基金This research is supported by research grants from the Croucher Foundation, the University of Hong Kong, Medical Research Grant Fund, and the UPGC grant 221400030.
文摘For the first time we have shown here that the constituent from tectal extract (Te) which can support and promote the survival and growth of the retinal ganglion cell is a 30 kD protein. (i) Using MTT colorimetric microassay to measure the optical density for the survival and growth of the cultured retinal neuron, it was found that the optical densities for the experimental cultures with either Te, or its 10-30 kD fraction, or its ≥30 kD fraction were 2-4 times that of the control culture without Te (P<0.01). This indicated that experimental cultures were more active in growth, (ii) The retinal neurons cultured on Te Phast gels showed that large retinal neurons (>18 μm) grew only on the gel region containing the 30 kD protein.
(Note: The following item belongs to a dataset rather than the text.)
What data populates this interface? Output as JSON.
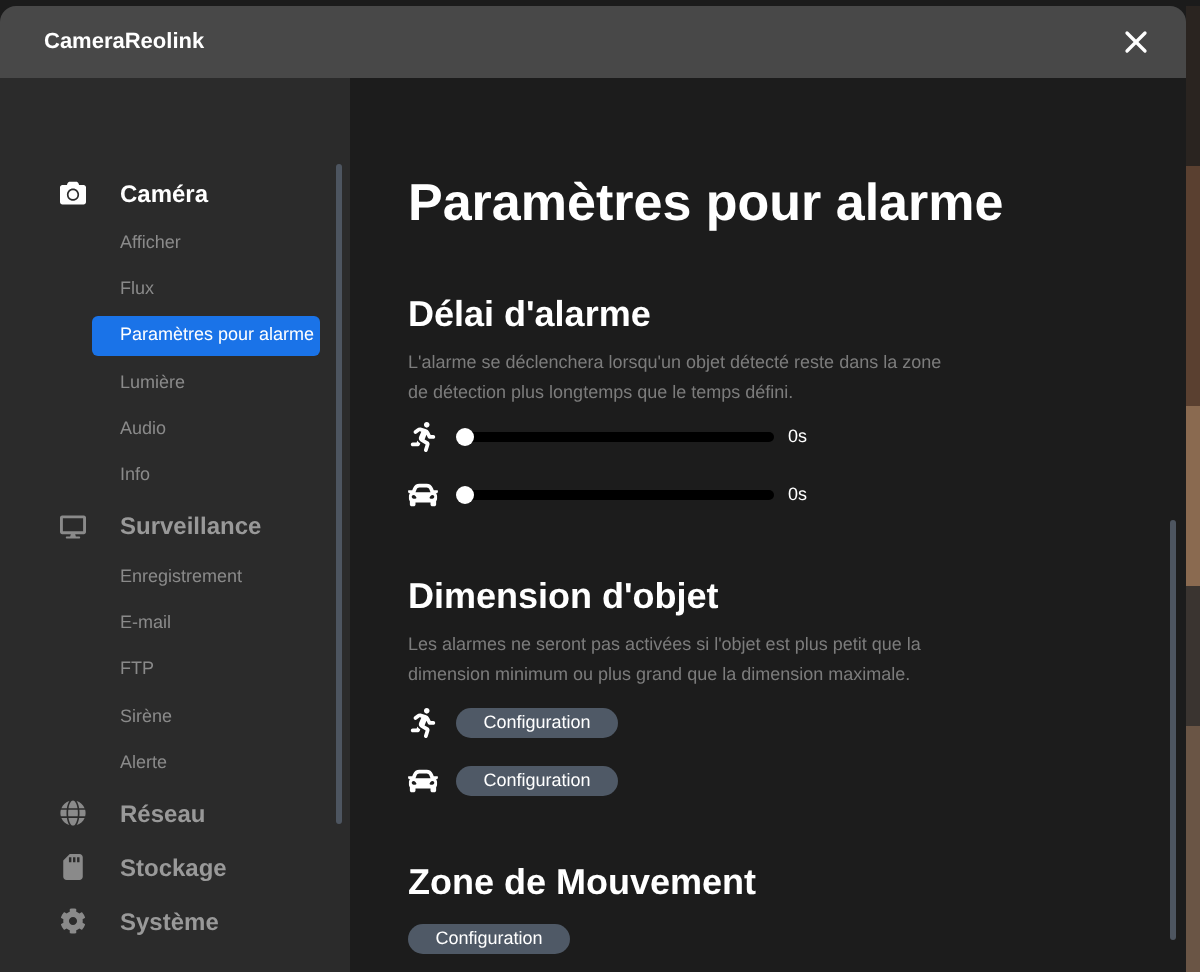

The retrograde prelabelled with horseradish peroxidase (HRP) for retinal ganglion cells indicated that these surviving neurons grown on Te Phast gel were HRP positive, i.e. retinal ganglion cells, (iii) The retinal explants cultured with 30 kD gels at a close distance of 1 mm apart revealed that many neurite outgrowths, up to 400 μm, extended from the retinal explants towards 30 kD gels, and that many individual cells and tissue masses migrated out from the explants and grew onto 30 kD gels. They were stained anti-neuron specific enolase and anti-Thy 1.1 positive, indicating they are retinal ganglion cells. Therefore, we concluded that the 30 kD protein is the neuronotrophic factor in the tectal extract specific for retinal ganglion cells.